From The New York Times
When the guy who ruined the Internet with banner ads tells you that a new kind of advertising might destroy journalism, it tends to get your attention.
That’s not entirely fair. Joe McCambley, founder of The Wonderfactory, a digital design firm, helped build the first banner ad back in 1994. It was a much-maligned innovation that grew like kudzu until it had all but overwhelmed the consumer Web, defining its look and economics for years to come.
Now the new rage is “native advertising,” which is to say advertising wearing the uniform of journalism, mimicking the storytelling aesthetic of the host site. Buzzfeed, Forbes, The Atlantic and, more recently, The New Yorker, have all developed a version of native advertising, also known as sponsored content; if you are on Buzzfeed, World of Warcraft might have a sponsored post on, say, 10 reasons your virtual friends are better than your real ones.

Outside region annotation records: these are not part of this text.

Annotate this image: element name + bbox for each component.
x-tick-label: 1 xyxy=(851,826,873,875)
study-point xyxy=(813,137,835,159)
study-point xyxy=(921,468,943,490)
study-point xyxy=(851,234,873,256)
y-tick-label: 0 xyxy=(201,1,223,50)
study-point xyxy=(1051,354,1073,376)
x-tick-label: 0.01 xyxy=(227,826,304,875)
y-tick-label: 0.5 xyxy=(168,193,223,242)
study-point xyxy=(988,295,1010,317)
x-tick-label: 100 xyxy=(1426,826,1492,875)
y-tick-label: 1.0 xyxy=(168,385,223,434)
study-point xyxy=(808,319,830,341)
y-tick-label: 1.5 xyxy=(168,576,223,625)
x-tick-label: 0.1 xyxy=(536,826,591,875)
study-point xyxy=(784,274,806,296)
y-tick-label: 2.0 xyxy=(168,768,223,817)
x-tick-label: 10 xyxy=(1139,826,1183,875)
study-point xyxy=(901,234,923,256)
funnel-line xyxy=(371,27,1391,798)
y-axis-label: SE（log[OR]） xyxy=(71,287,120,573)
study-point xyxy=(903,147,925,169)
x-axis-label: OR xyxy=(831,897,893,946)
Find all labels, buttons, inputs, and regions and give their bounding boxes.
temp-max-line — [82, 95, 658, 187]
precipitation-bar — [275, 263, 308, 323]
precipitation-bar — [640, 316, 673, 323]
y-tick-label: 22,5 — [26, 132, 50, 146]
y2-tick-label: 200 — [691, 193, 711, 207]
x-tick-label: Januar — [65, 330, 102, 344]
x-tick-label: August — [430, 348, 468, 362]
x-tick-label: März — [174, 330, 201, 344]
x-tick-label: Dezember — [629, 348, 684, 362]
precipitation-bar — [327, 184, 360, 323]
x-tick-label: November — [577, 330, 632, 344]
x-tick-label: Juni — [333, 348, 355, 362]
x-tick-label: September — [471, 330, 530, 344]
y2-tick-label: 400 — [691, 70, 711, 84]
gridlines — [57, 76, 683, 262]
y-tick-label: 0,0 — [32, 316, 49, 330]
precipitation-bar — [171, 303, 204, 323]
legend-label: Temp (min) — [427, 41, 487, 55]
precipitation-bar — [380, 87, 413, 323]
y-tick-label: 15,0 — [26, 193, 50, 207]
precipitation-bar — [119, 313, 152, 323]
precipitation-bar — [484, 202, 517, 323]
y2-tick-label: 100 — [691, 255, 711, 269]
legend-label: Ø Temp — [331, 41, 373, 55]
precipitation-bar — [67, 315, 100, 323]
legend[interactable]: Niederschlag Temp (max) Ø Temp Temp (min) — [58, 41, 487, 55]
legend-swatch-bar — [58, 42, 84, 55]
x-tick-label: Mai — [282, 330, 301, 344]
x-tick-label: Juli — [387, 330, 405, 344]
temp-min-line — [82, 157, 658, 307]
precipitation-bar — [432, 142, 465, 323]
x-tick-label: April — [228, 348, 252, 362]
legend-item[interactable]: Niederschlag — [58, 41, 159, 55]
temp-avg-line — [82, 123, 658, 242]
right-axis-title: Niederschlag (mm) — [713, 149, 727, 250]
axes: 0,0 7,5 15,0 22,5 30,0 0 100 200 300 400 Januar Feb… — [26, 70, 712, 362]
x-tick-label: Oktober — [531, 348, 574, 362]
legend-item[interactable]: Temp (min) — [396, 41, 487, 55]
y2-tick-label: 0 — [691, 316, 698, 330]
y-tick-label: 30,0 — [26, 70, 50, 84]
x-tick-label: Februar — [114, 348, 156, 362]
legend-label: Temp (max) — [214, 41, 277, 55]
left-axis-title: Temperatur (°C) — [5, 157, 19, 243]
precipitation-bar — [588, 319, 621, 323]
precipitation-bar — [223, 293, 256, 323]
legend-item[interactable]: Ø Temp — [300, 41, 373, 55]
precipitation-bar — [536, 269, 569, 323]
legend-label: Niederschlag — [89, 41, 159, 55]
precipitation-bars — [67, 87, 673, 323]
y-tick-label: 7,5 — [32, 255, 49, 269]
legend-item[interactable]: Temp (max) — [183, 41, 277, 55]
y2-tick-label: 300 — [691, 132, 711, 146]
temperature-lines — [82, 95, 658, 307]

It is usually labeled advertising (sometimes clearly, sometimes not), but if the content is appealing, marketers can gain attention and engagement beyond what they might get for say, oh, a banner ad.
Mr. McCambley is wary. He says he thinks native advertising can provide value to both reader and advertiser when properly executed, but he worries that much of the current crop of these ads is doing damage to the contract between consumer and media organizations.